On the other hand, we lingered gladly in our conversation over the great Christmas Day of 800 A.D. in Rome, when the Western Roman Empire was restored, and the crown was bestowed on Germany. This had been prophesied by Tacitus, and Hermann in the Teutoburger Wald had shed his martyr’s blood for it. Rome and Germany! A spiritual and a worldly kingdom! Inscrutable are the ways of the Lord!

When we drank to the strong and gentle Carolus Magnus Augustus, we both rose, Thiodolf and I, and bowed before the empty chair, as though he sat there in bodily presence. Where is he now, the departed of blessed memory–where is his great kingdom, which only his powerful spirit could hold together? What he united has now been scattered by his successors! You know, after the last treaty at Verdun, the kingdom of Karl the Great has ceased to exist; in its place we now have three–Germany, France, and Italy. Perhaps it must be so, and perhaps a single man cannot rule so great an empire. But it is sad to perceive in history that every great achievement carries within it the seeds of decay, and that the heights are always bordered by deep abysses. Brother Thiodolf brought disquieting news from France. The Saxons, who were finally overthrown with their powerful chief Widukind, have devised a terrible revenge. They have invited Danish and Swedish pirates, called Vikings, into the country. These have sailed up the Rhine, up the Seine as far as Rouen, and up the Loire. These Scandinavians are of German stock, and are therefore of kin to us Franks, but are more nearly related to the Goths, Heruli, Rugieri, and Longobards, of whom the last three are Scandinavian. Odovacer, who overthrew the Western Roman Empire, and deposed the last Emperor Romulus Augustulus, was a Rugier from the Danish island Rugen. These men from the North seem to be now about to step on the stage. Possibly they are the Gog and Magog concerning whom the Old Testament prophesied that they should come from the North. We did not end our conversation till midnight, Thiodolf and I; then we walked up and down in the garden till early mass, for we could not sleep.

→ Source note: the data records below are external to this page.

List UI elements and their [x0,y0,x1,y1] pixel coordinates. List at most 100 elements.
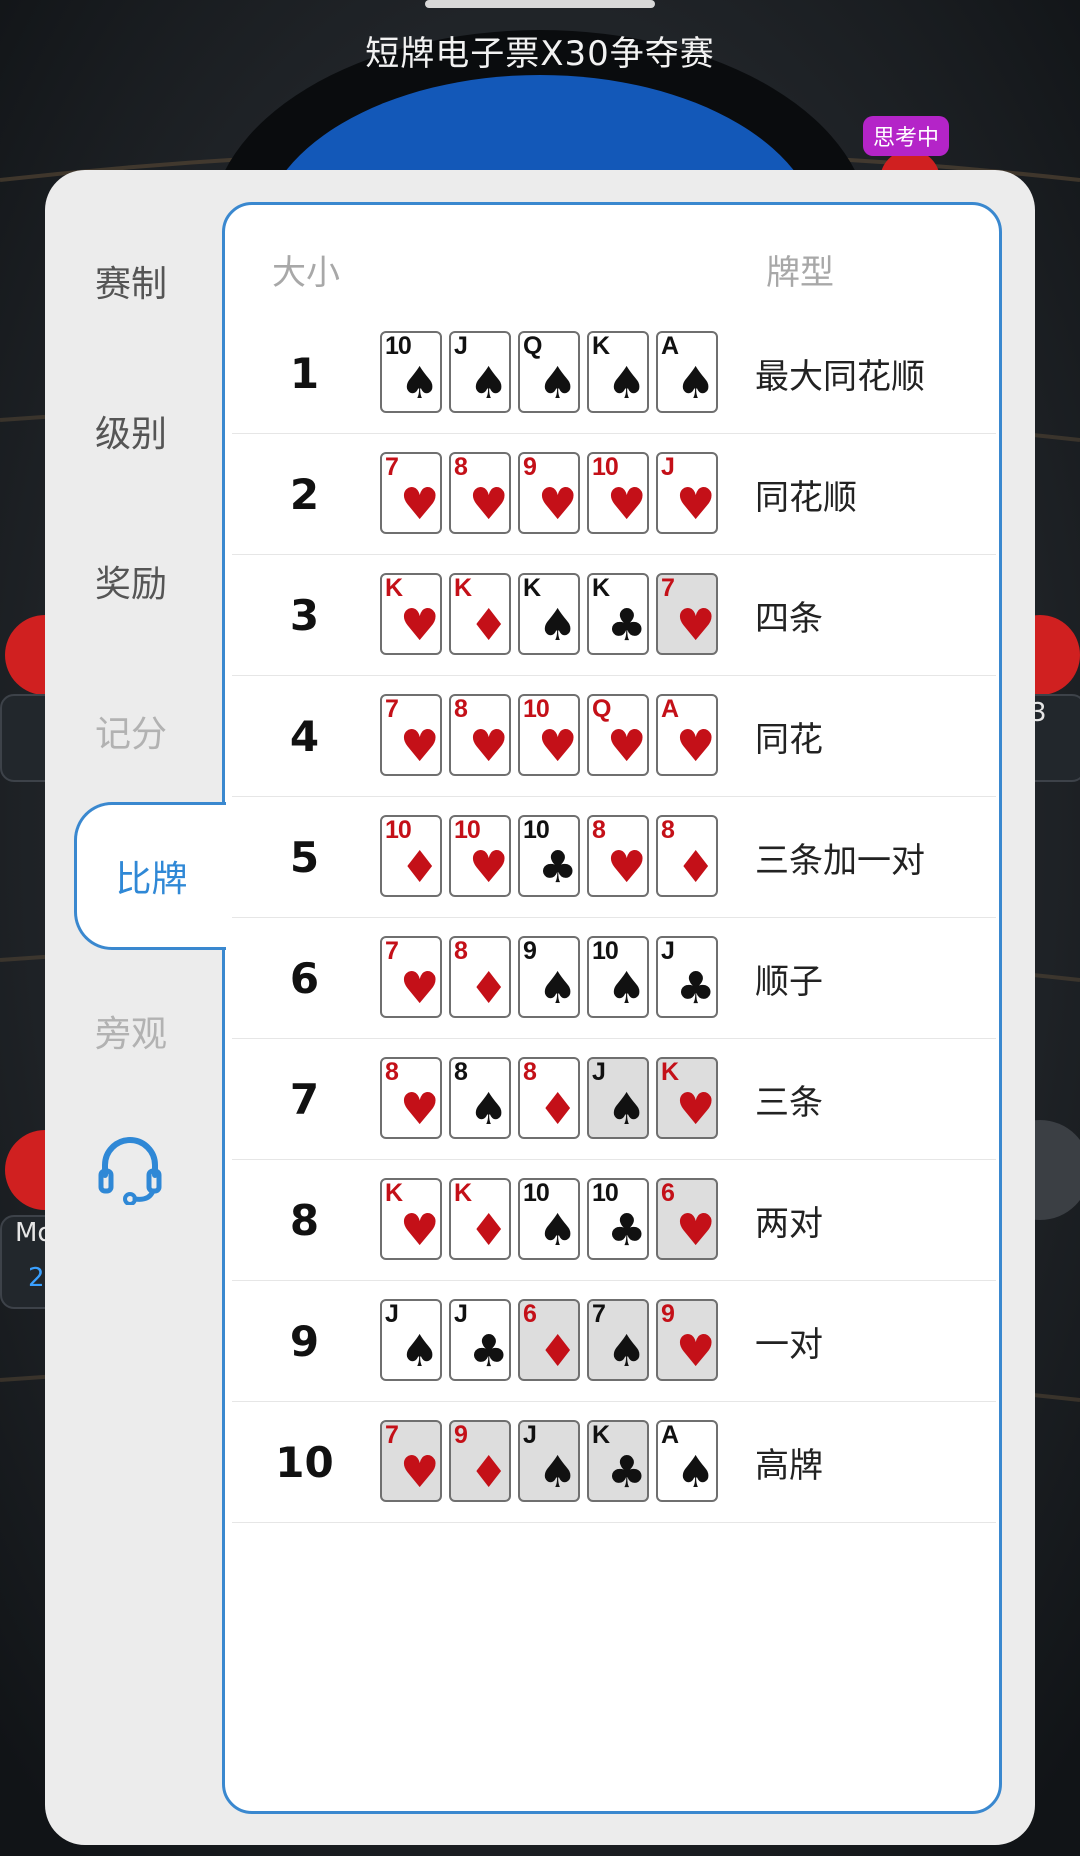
playing-card: 6 ♦ [518,1299,580,1381]
playing-card: 7 ♥ [656,573,718,655]
spade-suit-icon: ♠ [676,358,716,409]
hand-type-name: 顺子 [755,961,823,1002]
playing-card: Q ♠ [518,331,580,413]
heart-suit-icon: ♥ [607,842,647,893]
card-rank: K [592,1421,610,1449]
playing-card: A ♠ [656,1420,718,1502]
card-rank: 9 [454,1421,468,1449]
hand-cards: J ♠ J ♣ 6 ♦ 7 ♠ 9 ♥ [380,1299,725,1383]
hand-type-name: 三条 [755,1082,823,1123]
spade-suit-icon: ♠ [676,1447,716,1498]
card-rank: 10 [523,1179,550,1207]
rank-number: 5 [289,832,320,882]
hand-type-name: 三条加一对 [755,840,925,881]
spade-suit-icon: ♠ [538,358,578,409]
card-rank: 8 [385,1058,399,1086]
card-rank: 10 [385,332,412,360]
heart-suit-icon: ♥ [400,963,440,1014]
hand-cards: K ♥ K ♦ 10 ♠ 10 ♣ 6 ♥ [380,1178,725,1262]
heart-suit-icon: ♥ [538,721,578,772]
card-rank: K [385,574,403,602]
rank-number: 2 [289,469,320,519]
card-rank: K [454,574,472,602]
hand-cards: 10 ♠ J ♠ Q ♠ K ♠ A ♠ [380,331,725,415]
heart-suit-icon: ♥ [469,479,509,530]
playing-card: 10 ♥ [449,815,511,897]
playing-card: J ♠ [518,1420,580,1502]
heart-suit-icon: ♥ [400,721,440,772]
playing-card: 10 ♣ [518,815,580,897]
card-rank: K [661,1058,679,1086]
tab-scoring[interactable]: 记分 [45,705,217,757]
hand-type-name: 同花 [755,719,823,760]
playing-card: K ♥ [380,573,442,655]
column-header-hand-type: 牌型 [766,253,834,293]
tab-rewards[interactable]: 奖励 [45,555,217,607]
rank-number: 10 [275,1437,334,1487]
spade-suit-icon: ♠ [538,963,578,1014]
tab-spectate[interactable]: 旁观 [45,1005,217,1057]
rank-number: 1 [289,348,320,398]
heart-suit-icon: ♥ [469,721,509,772]
hand-cards: 10 ♦ 10 ♥ 10 ♣ 8 ♥ 8 ♦ [380,815,725,899]
club-suit-icon: ♣ [469,1326,509,1377]
playing-card: J ♣ [656,936,718,1018]
playing-card: 10 ♠ [380,331,442,413]
card-rank: 10 [454,816,481,844]
card-rank: K [592,574,610,602]
club-suit-icon: ♣ [538,842,578,893]
playing-card: K ♦ [449,1178,511,1260]
list-item: 10 7 ♥ 9 ♦ J ♠ K ♣ A ♠ 高牌 [232,1402,996,1523]
spade-suit-icon: ♠ [400,1326,440,1377]
list-item: 5 10 ♦ 10 ♥ 10 ♣ 8 ♥ 8 ♦ 三条加一对 [232,797,996,918]
playing-card: 8 ♠ [449,1057,511,1139]
card-rank: K [454,1179,472,1207]
hand-cards: 7 ♥ 8 ♦ 9 ♠ 10 ♠ J ♣ [380,936,725,1020]
heart-suit-icon: ♥ [469,842,509,893]
card-rank: 10 [523,695,550,723]
hand-type-name: 高牌 [755,1445,823,1486]
list-item: 8 K ♥ K ♦ 10 ♠ 10 ♣ 6 ♥ 两对 [232,1160,996,1281]
heart-suit-icon: ♥ [400,1084,440,1135]
hand-cards: 7 ♥ 8 ♥ 10 ♥ Q ♥ A ♥ [380,694,725,778]
card-rank: J [454,332,468,360]
playing-card: Q ♥ [587,694,649,776]
list-item: 6 7 ♥ 8 ♦ 9 ♠ 10 ♠ J ♣ 顺子 [232,918,996,1039]
hand-type-name: 一对 [755,1324,823,1365]
rank-number: 9 [289,1316,320,1366]
diamond-suit-icon: ♦ [469,600,509,651]
tab-hand-rankings[interactable]: 比牌 [74,802,226,950]
card-rank: 8 [454,695,468,723]
spade-suit-icon: ♠ [607,1084,647,1135]
card-rank: Q [592,695,611,723]
card-rank: 10 [385,816,412,844]
list-item: 7 8 ♥ 8 ♠ 8 ♦ J ♠ K ♥ 三条 [232,1039,996,1160]
playing-card: 8 ♥ [380,1057,442,1139]
playing-card: 8 ♥ [587,815,649,897]
playing-card: 7 ♥ [380,1420,442,1502]
playing-card: 10 ♠ [587,936,649,1018]
list-item: 1 10 ♠ J ♠ Q ♠ K ♠ A ♠ 最大同花顺 [232,313,996,434]
club-suit-icon: ♣ [607,600,647,651]
card-rank: 9 [523,937,537,965]
tab-format[interactable]: 赛制 [45,255,217,307]
playing-card: K ♥ [380,1178,442,1260]
playing-card: J ♥ [656,452,718,534]
playing-card: 8 ♦ [656,815,718,897]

Now I close this letter, dear wife, by wishing you happy days far from all the tumult of the world. I only wait for my departure, for life has lost its relish for me, since my lord and Emperor has passed into the great silence. Greet the brethren and the few who still survive from the time of the Great Emperor, and accept, dear Emma, the greeting of your dead husband, whom you will not see before the Day of Resurrection, the great Easter, when we shall all meet again. Till then, “Be of one mind, live in peace, and the God of Jove and of peace shall be with you.”